3.1 KiB
| sidebar_position |
|---|
| 4 |
🧑🔬 Models Directory
We recommend using
- small models (less than 400M) for CPU devices.
- For 1B to 7B models, it's advisable to have at least NVIDIA T4, 10 Series, or 20 Series GPUs.
- For 7B to 13B models, we recommend using NVIDIA V100, A100, 30 Series, or 40 Series GPUs.
CodeLlama-7B / CodeLlama-13B
Code Llama is a collection of pretrained and fine-tuned generative text models. Theses model is designed for general code synthesis and understanding.
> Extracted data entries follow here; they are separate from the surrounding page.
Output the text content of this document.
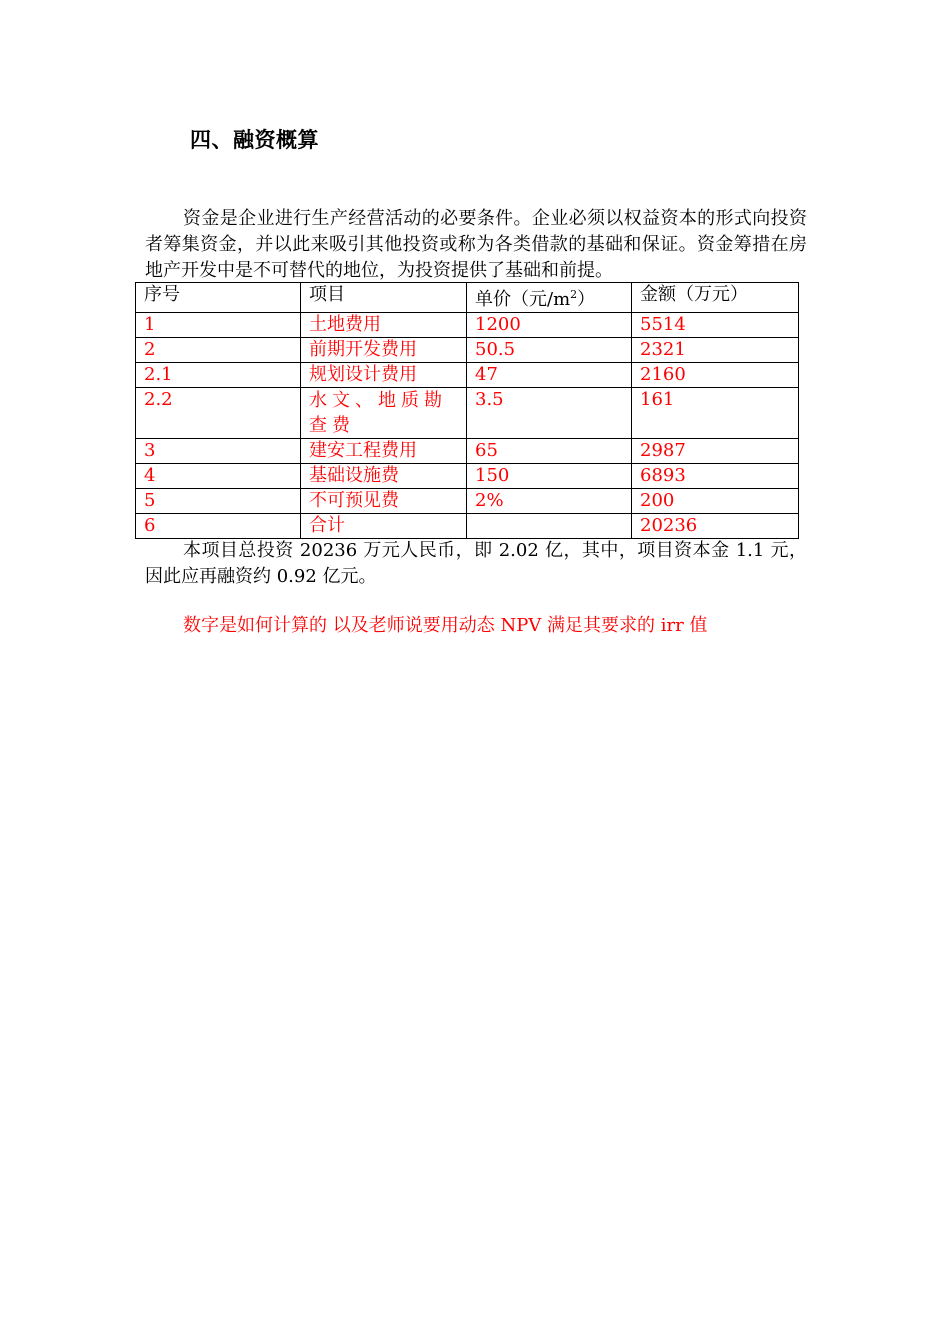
四、融资概算
资金是企业进行生产经营活动的必要条件。企业必须以权益资本的形式向投资者筹集资金，并以此来吸引其他投资或称为各类借款的基础和保证。资金筹措在房地产开发中是不可替代的地位，为投资提供了基础和前提。
序号	项目	单价（元$/m^2$）	金额（万元）
1	土地费用	1200	5514
2	前期开发费用	50.5	2321
2.1	规划设计费用	47	2160
2.2	水文、地质勘查费	3.5	161
3	建安工程费用	65	2987
4	基础设施费	150	6893
5	不可预见费	2%	200
6	合计		20236
本项目总投资 20236 万元人民币，即 2.02 亿，其中，项目资本金 1.1 元，因此应再融资约 0.92 亿元。
数字是如何计算的 以及老师说要用动态 NPV 满足其要求的 irr 值
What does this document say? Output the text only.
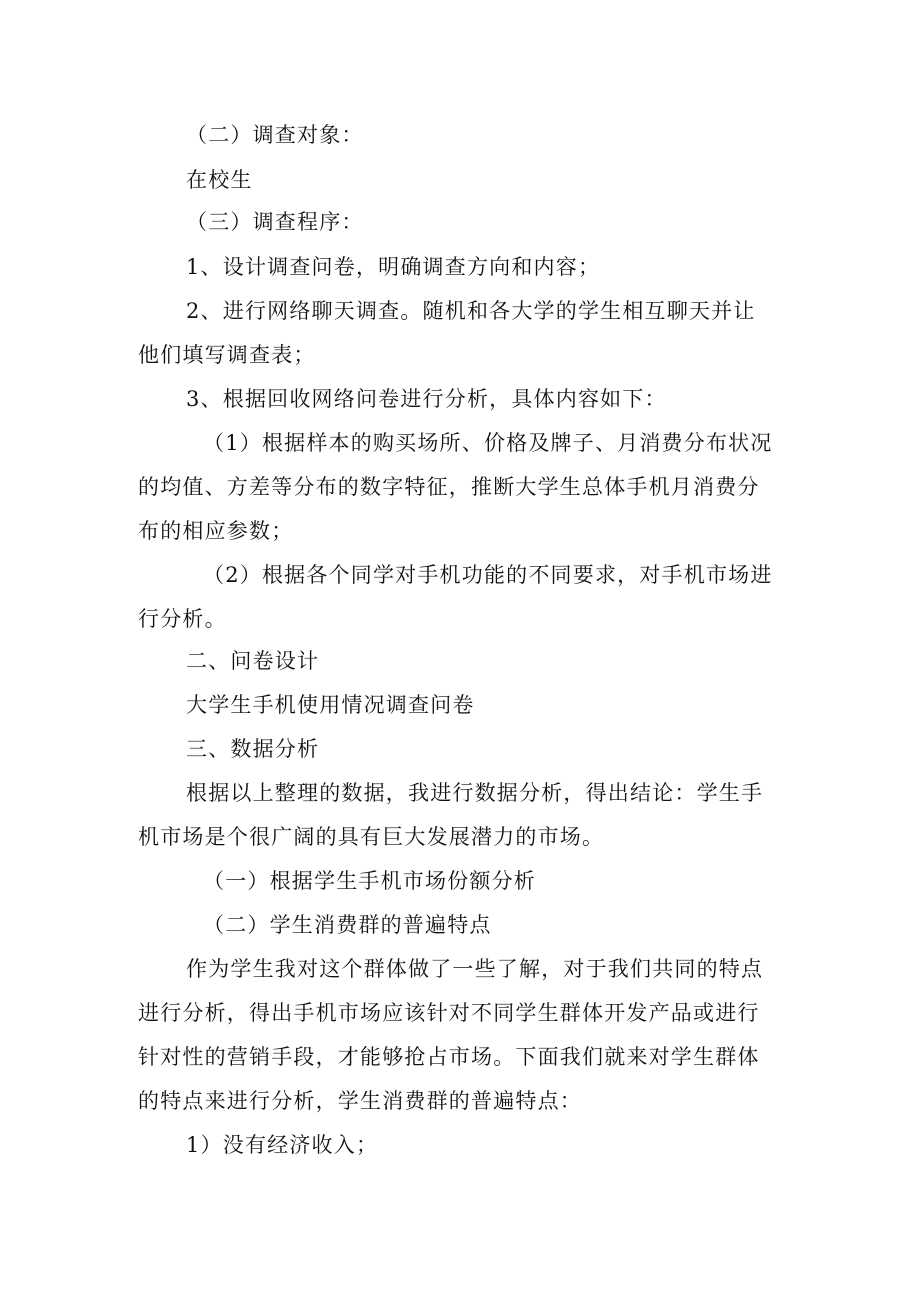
（二）调查对象：
在校生
（三）调查程序：
1、设计调查问卷，明确调查方向和内容；
2、进行网络聊天调查。随机和各大学的学生相互聊天并让
他们填写调查表；
3、根据回收网络问卷进行分析，具体内容如下：
（1）根据样本的购买场所、价格及牌子、月消费分布状况
的均值、方差等分布的数字特征，推断大学生总体手机月消费分
布的相应参数；
（2）根据各个同学对手机功能的不同要求，对手机市场进
行分析。
二、问卷设计
大学生手机使用情况调查问卷
三、数据分析
根据以上整理的数据，我进行数据分析，得出结论：学生手
机市场是个很广阔的具有巨大发展潜力的市场。
（一）根据学生手机市场份额分析
（二）学生消费群的普遍特点
作为学生我对这个群体做了一些了解，对于我们共同的特点
进行分析，得出手机市场应该针对不同学生群体开发产品或进行
针对性的营销手段，才能够抢占市场。下面我们就来对学生群体
的特点来进行分析，学生消费群的普遍特点：
1）没有经济收入；
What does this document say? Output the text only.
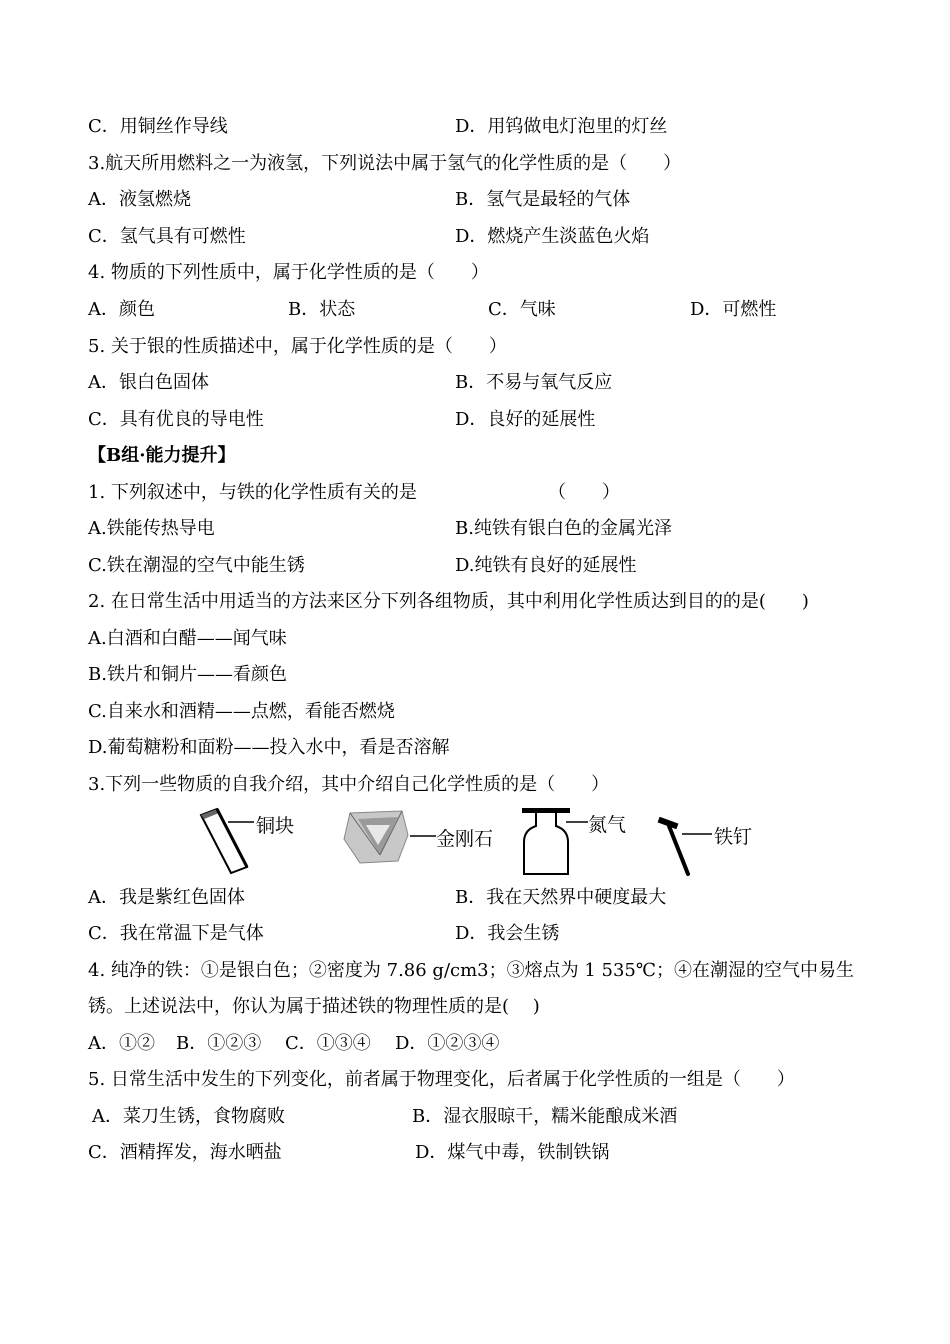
C．用铜丝作导线	D．用钨做电灯泡里的灯丝
3.航天所用燃料之一为液氢，下列说法中属于氢气的化学性质的是（　　）
A．液氢燃烧	B．氢气是最轻的气体
C．氢气具有可燃性	D．燃烧产生淡蓝色火焰
4. 物质的下列性质中，属于化学性质的是（　　）
A．颜色	B．状态	C．气味	D．可燃性
5. 关于银的性质描述中，属于化学性质的是（　　）
A．银白色固体	B．不易与氧气反应
C．具有优良的导电性	D．良好的延展性
【B组·能力提升】
1. 下列叙述中，与铁的化学性质有关的是	（　　）
A.铁能传热导电	B.纯铁有银白色的金属光泽
C.铁在潮湿的空气中能生锈	D.纯铁有良好的延展性
2. 在日常生活中用适当的方法来区分下列各组物质，其中利用化学性质达到目的的是(　　)
A.白酒和白醋——闻气味
B.铁片和铜片——看颜色
C.自来水和酒精——点燃，看能否燃烧
D.葡萄糖粉和面粉——投入水中，看是否溶解
3.下列一些物质的自我介绍，其中介绍自己化学性质的是（　　）
铜块
金刚石
氮气
铁钉
A．我是紫红色固体	B．我在天然界中硬度最大
C．我在常温下是气体	D．我会生锈
4. 纯净的铁：①是银白色；②密度为 7.86 g/cm3；③熔点为 1 535℃；④在潮湿的空气中易生
锈。上述说法中，你认为属于描述铁的物理性质的是(　 )
A．①② B．①②③ C．①③④ D．①②③④
5. 日常生活中发生的下列变化，前者属于物理变化，后者属于化学性质的一组是（　　）
A．菜刀生锈，食物腐败	B．湿衣服晾干，糯米能酿成米酒
C．酒精挥发，海水晒盐	D．煤气中毒，铁制铁锅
StarCoder-1B / StarCoder-3B / StarCoder-7B
StarCoder series model are trained on 80+ programming languages from The Stack (v1.2), with opt-out requests excluded. The model uses Multi Query Attention, a context window of 8192 tokens, and was trained using the Fill-in-the-Middle objective on 1 trillion tokens.
SantaCoder-1B
SantaCoder is the smallest member of the BigCode family of models, boasting just 1.1 billion parameters. This model is specifically trained with a fill-in-the-middle objective, enabling it to efficiently auto-complete function parameters. It offers support for three programming languages: Python, Java, and JavaScript.
J-350M
Derived from Salesforce/codegen-350M-multi, a model of CodeGen family.
T5P-220M
Derived from Salesforce/codet5p-220m, a model of CodeT5+ family.